The researchers amended soils in three- by six-foot test plots with either 20 or 120 tons of beef cattle manure compost per acre. No manure was put on control plots. Then they applied switchgrass seed on all of the plots and took soil samples from the plots five times during the two-year study.

Two years after they amended the plots with the compost, White and his colleagues found that soils in the high-compost plots had significant increases in pH, plant-available phosphorus, total nitrogen, carbon, and available water. High-compost amendments also increased microbial biomass, enzyme activity, and nitrification potential, all of which create and support favorable conditions for plant establishment and growth.
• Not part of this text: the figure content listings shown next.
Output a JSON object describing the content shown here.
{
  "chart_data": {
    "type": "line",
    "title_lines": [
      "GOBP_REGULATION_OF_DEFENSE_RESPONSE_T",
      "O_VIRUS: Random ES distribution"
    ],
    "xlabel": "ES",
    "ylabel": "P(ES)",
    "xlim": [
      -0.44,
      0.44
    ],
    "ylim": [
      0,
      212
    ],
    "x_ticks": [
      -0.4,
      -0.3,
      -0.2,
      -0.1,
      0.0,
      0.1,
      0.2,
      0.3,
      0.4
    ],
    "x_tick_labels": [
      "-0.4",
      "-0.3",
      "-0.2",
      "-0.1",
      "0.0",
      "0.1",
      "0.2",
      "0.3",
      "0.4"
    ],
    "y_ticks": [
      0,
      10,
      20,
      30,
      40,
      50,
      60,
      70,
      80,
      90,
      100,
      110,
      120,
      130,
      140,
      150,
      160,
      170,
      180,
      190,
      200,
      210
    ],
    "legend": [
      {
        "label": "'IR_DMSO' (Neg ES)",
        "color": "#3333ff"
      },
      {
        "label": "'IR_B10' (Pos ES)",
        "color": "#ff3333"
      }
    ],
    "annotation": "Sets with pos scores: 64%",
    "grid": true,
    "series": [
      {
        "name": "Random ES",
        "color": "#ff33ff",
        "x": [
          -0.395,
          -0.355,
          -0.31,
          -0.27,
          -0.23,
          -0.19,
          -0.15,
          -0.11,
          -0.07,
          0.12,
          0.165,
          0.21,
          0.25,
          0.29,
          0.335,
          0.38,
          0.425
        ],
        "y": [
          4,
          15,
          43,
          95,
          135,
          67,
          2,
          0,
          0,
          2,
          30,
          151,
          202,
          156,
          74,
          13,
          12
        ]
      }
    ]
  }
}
“Nitrification potential is a sensitive indicator of stress because nitrifying bacteria are especially sensitive to toxic conditions,” White explains. “Soil microbes also produce the enzymes that convert organic phosphorus into an inorganic form that can be used by plants.”

In this study, the researchers also found that high rates of compost lowered lead and zinc availability by about 90 percent, which may reduce the amount of lead and zinc that could run off and pollute nearby waterways. This reduction occurred because heavy metals generally bind tightly to the organic matter in composted material, which limits their solubility and potential bioavailability in soil. Since high levels of bioavailable zinc inhibit plant growth, this binding action also helps to promote the establishment of a vegetative cover, which in turn can minimize runoff and soil erosion.

Given these findings, White and his partners think that adding composts to contaminated soils could help stabilize postmining sites. “The results strongly suggest that available soil carbon – which we were able to provide with the compost – may be a critical variable in establishing and maintaining a healthy microbial population in soils contaminated by similar mine wastes,” White says.